In the drama surrounding the permanent appointment of Chief Tony Carli on Jan. 27, at the center of that has been whether or not the state would schedule a Civil Service Chief’s Exam this month – something they hadn’t been done in more than three years.
Fire Union President Craig Hardy had been adamant that a test was coming soon.
But City officials said last Tuesday they had serious doubts about that.
“Craig Hardy has been telling me there’s going to be a test very soon since I started this job,” said Lara Wehbe, director of Human Resources.
“And we haven’t seen or heard of one yet,” added City Solicitor Colleen Mejia.
On Wednesday afternoon, the state issued a call for a Civil Service Chief’s Exam – releasing the reading list and study list for a test that is scheduled for July 31.
Hardy said he believes the City now has to call for the exam, as it is within the Fire Union contract to call for the test now that the state has issued it.
“The timing isn’t cool,” said Hardy this week. “The membership is all on the same page. We don’t always agree all the time, but we all agree there was an unfair advantage with the Assessment Center and they should call for this exam. If they refuse to call it and ignore it, we have another complaint. Before, they didn’t have to because Civil Service wasn’t calling for the exam. Now Civil Service is calling for the exam. It’s on them now to send us the e-mail. My inclination is they will ignore it and we’ll have our lawyer get involved. If they ignore that, we’ll have to put in a grievance.”
Mayor Carlo DeMaria said the City simply used the same process many communities use now, that being an Assessment Center. That Civil Service process took exactly one year ago, and Chief Carli scored higher than the other applicants.
Mayor DeMaria said the decision to make Chief Carli permanent was determined before the Chief’s Exam announcement.
“Chief Carli had been the Acting Chief of 3 1/2 years and has done an outstanding job for the residents of Everett,” he said. “The City chose to utilize the civil service assessment center as many communities do because of the infrequency of the scheduling of the Chief’s exam. In the assessment, Chief Carli scored 6 points higher than the other candidates. The decision to make Chief Carli permanent was based on his experience and the assessment center results. Additionally, this was determined prior to the announcement of any Chief’s exam.”

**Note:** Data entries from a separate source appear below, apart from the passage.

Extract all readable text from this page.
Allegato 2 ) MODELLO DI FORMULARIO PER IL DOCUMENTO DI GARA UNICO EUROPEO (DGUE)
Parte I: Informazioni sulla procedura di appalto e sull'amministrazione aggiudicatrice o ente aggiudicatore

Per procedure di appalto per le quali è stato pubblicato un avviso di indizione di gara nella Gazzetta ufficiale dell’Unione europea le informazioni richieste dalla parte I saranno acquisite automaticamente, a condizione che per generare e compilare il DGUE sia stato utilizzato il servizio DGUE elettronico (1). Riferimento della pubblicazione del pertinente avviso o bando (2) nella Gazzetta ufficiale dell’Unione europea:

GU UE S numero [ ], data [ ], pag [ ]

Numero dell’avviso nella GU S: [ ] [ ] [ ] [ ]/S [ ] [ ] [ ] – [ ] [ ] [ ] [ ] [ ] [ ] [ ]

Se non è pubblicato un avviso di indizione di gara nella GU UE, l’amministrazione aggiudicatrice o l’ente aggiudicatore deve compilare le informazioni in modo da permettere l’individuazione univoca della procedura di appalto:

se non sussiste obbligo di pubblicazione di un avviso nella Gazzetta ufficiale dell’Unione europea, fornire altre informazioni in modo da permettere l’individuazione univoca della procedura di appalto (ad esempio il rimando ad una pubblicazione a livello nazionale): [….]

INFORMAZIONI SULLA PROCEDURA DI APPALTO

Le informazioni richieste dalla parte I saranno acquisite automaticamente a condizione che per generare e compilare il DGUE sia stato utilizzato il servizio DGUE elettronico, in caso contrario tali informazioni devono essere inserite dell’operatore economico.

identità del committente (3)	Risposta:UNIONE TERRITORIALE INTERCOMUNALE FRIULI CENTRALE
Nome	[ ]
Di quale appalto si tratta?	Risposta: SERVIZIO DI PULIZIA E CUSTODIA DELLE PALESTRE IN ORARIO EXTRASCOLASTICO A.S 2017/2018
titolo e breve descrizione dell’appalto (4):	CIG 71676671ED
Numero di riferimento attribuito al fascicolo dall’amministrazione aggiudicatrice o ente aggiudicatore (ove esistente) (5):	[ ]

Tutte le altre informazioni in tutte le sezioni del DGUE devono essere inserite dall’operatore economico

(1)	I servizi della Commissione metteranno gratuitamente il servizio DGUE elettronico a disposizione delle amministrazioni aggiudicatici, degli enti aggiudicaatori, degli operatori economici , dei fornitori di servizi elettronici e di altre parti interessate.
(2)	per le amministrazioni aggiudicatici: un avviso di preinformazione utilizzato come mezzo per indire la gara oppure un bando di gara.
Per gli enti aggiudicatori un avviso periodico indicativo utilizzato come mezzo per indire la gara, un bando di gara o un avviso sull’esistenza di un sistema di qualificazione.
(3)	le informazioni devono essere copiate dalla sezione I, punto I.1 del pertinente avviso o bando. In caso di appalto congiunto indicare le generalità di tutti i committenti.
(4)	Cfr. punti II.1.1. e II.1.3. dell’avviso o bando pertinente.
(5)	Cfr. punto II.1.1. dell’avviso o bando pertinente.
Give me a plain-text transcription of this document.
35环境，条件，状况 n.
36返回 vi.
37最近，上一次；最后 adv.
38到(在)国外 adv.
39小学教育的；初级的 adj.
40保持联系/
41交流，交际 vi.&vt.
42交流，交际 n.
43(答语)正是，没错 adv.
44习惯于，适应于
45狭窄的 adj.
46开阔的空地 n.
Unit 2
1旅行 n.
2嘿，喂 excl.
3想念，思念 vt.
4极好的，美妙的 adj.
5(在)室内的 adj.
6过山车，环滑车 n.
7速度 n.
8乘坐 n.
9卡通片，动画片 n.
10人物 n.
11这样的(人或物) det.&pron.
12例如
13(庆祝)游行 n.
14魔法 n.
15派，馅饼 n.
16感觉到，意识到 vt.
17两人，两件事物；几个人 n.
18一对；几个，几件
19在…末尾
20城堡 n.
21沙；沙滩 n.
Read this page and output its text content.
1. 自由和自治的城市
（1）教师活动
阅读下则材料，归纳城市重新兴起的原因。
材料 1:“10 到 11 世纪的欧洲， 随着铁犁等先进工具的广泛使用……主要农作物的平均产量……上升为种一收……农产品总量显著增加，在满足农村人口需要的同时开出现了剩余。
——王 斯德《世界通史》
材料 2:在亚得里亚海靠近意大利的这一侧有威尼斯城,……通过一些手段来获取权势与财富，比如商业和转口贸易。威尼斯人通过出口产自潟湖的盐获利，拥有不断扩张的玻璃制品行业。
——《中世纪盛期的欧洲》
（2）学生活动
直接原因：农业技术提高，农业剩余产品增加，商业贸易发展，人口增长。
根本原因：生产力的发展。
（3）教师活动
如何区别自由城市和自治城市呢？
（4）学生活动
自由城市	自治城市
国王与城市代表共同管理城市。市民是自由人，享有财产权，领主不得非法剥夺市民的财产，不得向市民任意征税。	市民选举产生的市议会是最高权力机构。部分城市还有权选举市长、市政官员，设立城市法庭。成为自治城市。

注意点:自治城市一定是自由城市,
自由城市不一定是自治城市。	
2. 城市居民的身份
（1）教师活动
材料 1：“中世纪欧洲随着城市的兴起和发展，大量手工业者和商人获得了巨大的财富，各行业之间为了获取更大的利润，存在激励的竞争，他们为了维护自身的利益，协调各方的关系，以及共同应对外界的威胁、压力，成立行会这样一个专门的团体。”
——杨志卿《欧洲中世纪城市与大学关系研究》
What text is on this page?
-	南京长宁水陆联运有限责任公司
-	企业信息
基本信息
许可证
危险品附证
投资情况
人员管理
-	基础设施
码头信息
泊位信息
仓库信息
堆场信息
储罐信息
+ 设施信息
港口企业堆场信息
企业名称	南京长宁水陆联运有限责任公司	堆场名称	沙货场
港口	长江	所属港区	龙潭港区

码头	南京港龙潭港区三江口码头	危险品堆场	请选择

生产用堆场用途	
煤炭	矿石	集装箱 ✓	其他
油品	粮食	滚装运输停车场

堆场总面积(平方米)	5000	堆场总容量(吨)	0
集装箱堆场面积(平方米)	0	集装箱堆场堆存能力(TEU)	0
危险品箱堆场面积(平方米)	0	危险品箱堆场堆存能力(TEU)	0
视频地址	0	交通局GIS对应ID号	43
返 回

The announcement, however, did take some councilors aback – as they had called for a postponement of the vote to see if an exam would come out. That, they said at the time, was in the spirit of fairness for all members of the union – and also due to the fact that there is an outstanding Fire Union complaint at the Department of Labor due to the Assessment Center process. A previous Civil Service complaint by the union against the Assessment Center was decided in favor of the City.
Nevertheless, Councilor Michael McLaughlin said he had suggested the vote on Chief Carli held up a few weeks because of just this kind of circumstance unfolding.
Likewise, Councilor Gerly Adrien had also called for a postponement of the vote in case a test were to come out, so that all union members could have a chance to compete on a written exam for the job of chief.
The Chief’s Exam reading list includes nine texts that will be covered on the July 31 exam. It is uncertain, at this point, if that exam will be called for in Everett.